His world has become a place where he is intrinsically linked to the rhythms of life, a moment of levity can inspire him to put pen to paper just as readily as subjects of a more serious nature.
“Inspiration comes from both good times and bad times,” Putnam said of his creative process. “Most people say I am a pretty philosophical songwriter (no pun intended). As far as what kind of circumstances inspire me, I guess I try to take it from both, I write about where I am at, whatever that may be. I’m neither happy nor sad; I’m just honest in the moment.”
For Putnam, there is no dancing around the subject of who he is as a gay man, especially when a message through music can be conveyed by baring his soul on paper and edifying the universal truths that people are more similar than different by laying down a track.
“I guess I just talk about my life, period,” he said. “I think that the way I chose to involve my sexuality in my music is simply that I am a gay man; I write about my life and I hold myself to a very, very high standard of honesty in my music and also in my day-to-day.

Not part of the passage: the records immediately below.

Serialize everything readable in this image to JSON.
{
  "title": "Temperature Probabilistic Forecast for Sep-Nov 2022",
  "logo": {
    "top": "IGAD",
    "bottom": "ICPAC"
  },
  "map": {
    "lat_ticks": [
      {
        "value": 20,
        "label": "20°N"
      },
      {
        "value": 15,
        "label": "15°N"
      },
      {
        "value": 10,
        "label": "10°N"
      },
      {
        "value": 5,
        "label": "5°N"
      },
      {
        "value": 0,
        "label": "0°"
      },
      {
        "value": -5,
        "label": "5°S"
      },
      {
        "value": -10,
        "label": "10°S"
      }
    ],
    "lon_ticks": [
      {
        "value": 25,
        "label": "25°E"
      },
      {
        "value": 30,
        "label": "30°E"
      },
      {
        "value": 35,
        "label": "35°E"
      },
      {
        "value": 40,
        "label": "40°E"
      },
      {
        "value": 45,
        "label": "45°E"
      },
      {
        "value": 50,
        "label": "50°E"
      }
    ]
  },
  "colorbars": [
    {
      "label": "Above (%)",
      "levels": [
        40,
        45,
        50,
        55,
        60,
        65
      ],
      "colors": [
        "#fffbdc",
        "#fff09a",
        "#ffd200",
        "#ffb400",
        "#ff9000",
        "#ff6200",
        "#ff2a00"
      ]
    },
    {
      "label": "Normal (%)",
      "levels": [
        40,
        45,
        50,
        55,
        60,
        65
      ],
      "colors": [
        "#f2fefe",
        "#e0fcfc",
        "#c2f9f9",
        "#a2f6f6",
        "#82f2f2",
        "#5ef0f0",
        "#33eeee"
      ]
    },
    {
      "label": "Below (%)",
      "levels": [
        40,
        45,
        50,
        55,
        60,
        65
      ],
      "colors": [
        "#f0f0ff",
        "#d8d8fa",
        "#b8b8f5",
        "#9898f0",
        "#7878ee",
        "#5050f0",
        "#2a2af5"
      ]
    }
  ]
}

So it’s only natural that when I talk about love in a song, it’s going to be about the love of a man; when I talk about anything in my day-to-day life that would relate to sexuality, that’s going to come from a gay perspective.”
There was a time when Putnam had to make the decision to fling the closet door open permanently, regardless of what the consequences might hold for his career.
“I did make a conscious choice, because I wasn’t out when I started my career, but I wasn’t really out to myself then, either,” he related. “So there’s a long period of time, there’s about three or four years in between my third and this newest album; and in that period of time I came out to myself, came out to the world at large, and made a conscious choice that I was going to be out and openly gay as a musician. Because there were things that I wanted to say, also I’ve never been much for being haunted by ‘when are they going to find out and what’s going to happen?’ Also, if I’m going to be myself in my music, it was kind of a no-brainer to me that I was going to be out.”
And the level of intimacy that he establishes during his live shows is the real icing on the cake, as far as Putnam is concerned; it really delivers home his philosophy that all he needs to entertain with are “a man, a piano, and a song,” and he is grateful for the chance to connect with an audience with his creed of honesty firmly in place.
“I figure if someone is kind enough to give you their attention and listen to my music, I owe it to them to be honest with them and to come from an honest place,” he explained. “What I find most comfortable and most desirable, for me as a performer, is to get up there and be as honest and present as I can; me being on stage is just as much of a natural extension of my day-to-day as it can be. That way when I am up there and playing these songs, and I’m doing this night after night, I can feel a piece of myself and I can feel I’m giving them something worth listening to. I just want to give them something that makes a difference to them; I want them to feel like they are walking away with something more than they came in with. People are why I do this and music has simply been my most effective way of connecting with people.”